Sensibiliser les jeunes aux discriminations anti-LGBT
En se basant sur les outils de l'éducation populaire, Stéphane Aurousseau et son association Couleurs Gaies ont créé une séquence pour sensibiliser les jeunes aux discriminations anti-LGBT.
La ressource
Depuis 2001, Stéphane Aurousseau et son association Couleurs Gaies interviennent auprès des jeunes pour les sensibiliser aux discriminations subies par les personnes LGBT (Lesbiennes, Gays, Bisexuelles, Transgenres), le tout avec des outils de l’éduc pop. Rencontre avec Stéphane autour d’une séquence pédagogique qui fait ses preuves depuis 2008.
En quoi consiste la séquence consacrée à la lutte contre l’homophobie et toutes les formes de discriminations, que tu as développée avec ton association Couleurs Gaies ?
Cette séquence est divisée en trois parties plus une quatrième un peu particulière. D’abord, un mur des insultes : son objectif, à travers l'étymologie des gros mots utilisés par les adolescents et les adultes, consiste à faire ressortir le caractère éminemment sexiste et homophobe des insultes les plus courantes. Leur point commun réside dans la connotation sexuelle qu’elles portent, ce qui met en évidence la notion de tabou qui pèse encore sur la sexualité. Cela explique que, sur un certain nombre de sujets, dont celui de l'homophobie et de la transphobie, les émotions prennent parfois le dessus sur la réflexion. L'objectif de la première partie est à la fois d'insister sur les blocages cognitifs qui empêchent de discuter de ces sujets-là sérieusement, et surtout de démontrer l'omniprésence du sexisme et de l'homophobie dans les mots que nous utilisons.
La deuxième partie est un débat mouvant assez classique (ndlr : deux opinions sur un sujet sont présentées, chacune correspondant à un côté de la pièce dans laquelle les participants se trouvent, et ceux-ci sont invités à se placer du côté qui correspond le plus à ce qu’ils et elles pensent). On leur propose plusieurs petites phrases, par exemple “Les lesbiennes sont des femmes déçues par les hommes”, on demande de prendre position et on provoque le débat dans le groupe. L’objectif est d'aller déconstruire un certain nombre de stéréotypes en lien avec les questions LGBT, sans les annoncer comme tels au départ.

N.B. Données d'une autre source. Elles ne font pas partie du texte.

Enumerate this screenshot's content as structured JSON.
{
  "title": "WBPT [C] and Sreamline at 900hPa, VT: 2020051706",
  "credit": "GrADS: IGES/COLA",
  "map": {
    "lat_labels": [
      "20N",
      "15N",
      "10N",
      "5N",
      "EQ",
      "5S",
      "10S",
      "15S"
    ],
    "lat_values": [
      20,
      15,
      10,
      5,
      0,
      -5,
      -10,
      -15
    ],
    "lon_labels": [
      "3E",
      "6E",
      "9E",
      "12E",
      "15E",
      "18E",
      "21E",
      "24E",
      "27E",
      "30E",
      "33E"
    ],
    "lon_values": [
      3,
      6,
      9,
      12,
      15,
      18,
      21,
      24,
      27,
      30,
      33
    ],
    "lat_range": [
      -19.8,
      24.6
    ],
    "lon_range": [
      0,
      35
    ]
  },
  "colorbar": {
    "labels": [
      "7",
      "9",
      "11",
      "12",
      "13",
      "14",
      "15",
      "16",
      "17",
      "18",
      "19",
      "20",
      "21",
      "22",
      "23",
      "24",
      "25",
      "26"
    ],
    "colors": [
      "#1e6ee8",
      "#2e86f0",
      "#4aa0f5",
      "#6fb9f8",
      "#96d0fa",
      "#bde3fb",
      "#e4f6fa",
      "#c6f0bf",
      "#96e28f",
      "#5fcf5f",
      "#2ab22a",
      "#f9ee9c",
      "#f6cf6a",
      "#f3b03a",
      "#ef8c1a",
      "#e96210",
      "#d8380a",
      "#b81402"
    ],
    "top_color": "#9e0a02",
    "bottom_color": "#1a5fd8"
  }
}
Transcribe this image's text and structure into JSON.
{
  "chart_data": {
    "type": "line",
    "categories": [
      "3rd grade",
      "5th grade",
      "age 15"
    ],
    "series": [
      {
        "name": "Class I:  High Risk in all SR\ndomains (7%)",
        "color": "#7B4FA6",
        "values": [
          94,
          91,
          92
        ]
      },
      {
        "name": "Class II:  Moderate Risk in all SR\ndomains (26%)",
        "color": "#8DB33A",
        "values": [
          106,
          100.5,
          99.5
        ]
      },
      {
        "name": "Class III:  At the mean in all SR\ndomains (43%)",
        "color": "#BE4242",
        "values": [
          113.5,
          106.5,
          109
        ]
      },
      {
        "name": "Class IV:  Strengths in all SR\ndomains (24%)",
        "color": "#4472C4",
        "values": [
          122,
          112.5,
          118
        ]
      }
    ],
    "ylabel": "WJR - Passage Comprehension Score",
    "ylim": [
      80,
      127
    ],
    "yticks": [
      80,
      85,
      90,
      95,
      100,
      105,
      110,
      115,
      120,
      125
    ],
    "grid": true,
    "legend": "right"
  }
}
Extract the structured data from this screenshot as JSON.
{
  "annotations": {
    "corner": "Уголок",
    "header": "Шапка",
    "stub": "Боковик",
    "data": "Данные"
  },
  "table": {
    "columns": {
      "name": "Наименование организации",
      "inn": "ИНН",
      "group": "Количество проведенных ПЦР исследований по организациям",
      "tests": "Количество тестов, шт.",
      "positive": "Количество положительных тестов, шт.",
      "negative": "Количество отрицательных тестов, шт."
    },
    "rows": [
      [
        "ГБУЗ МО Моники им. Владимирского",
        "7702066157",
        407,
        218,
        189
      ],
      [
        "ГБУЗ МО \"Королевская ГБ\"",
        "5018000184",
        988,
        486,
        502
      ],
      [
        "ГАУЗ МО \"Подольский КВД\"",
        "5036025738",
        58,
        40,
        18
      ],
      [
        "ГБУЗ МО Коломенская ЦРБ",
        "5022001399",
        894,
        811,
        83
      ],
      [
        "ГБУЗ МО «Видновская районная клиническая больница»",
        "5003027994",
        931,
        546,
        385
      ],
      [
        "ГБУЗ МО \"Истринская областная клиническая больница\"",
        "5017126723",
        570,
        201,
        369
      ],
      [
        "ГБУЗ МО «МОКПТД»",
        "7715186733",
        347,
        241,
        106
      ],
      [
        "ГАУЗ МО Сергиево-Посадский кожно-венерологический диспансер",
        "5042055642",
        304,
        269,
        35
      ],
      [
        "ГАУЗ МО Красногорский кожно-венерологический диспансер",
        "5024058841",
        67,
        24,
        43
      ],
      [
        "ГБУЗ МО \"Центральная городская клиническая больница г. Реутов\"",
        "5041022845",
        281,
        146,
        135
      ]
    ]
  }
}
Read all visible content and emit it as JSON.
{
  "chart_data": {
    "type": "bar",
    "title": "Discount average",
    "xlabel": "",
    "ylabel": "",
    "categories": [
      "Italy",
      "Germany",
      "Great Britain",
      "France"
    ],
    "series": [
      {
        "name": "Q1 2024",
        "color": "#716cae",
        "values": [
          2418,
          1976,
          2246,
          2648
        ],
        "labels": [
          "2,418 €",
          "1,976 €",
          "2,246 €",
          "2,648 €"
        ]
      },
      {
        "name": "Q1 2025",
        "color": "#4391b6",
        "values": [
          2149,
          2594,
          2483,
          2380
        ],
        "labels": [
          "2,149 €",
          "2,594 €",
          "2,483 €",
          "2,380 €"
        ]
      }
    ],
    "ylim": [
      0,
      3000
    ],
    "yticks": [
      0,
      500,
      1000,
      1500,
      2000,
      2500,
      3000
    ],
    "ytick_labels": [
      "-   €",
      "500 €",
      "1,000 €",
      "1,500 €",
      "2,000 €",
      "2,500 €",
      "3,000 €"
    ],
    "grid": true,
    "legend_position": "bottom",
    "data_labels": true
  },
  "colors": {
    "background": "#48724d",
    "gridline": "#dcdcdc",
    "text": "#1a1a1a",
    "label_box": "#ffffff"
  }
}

Dans la troisième partie, le photolangage, on leur propose des images mettant en scène des sujets polémiques dans la société française (par exemple : fumer du cannabis, porter le voile, ou deux hommes s’embrassant en public), puis on leur demande simplement de lever la main s'ils et elles estiment que la situation les met mal à l'aise, pour les raisons qui les regardent. Seules les dernières photos sont en lien avec les questions LGBT, sur à peu près une dizaine. Cela vise à faire remarquer au groupe que la situation du minoritaire est potentiellement vécue par tout le monde : dans un débat d'idées, on peut forcément se retrouver en minorité. La peur du regard de l'autre, du jugement, de l'exclusion, fait qu'à un moment donné on peut s'autocensurer, développer des stratégies de contournement, vivre une forme de mal-être plus ou moins prononcé, et qui est due essentiellement au fait que la majorité n'est pas particulièrement bienveillante avec les minorités au sens large. Donc c'est un appel à la tolérance générale, à travers une démonstration assez simple et facile à comprendre.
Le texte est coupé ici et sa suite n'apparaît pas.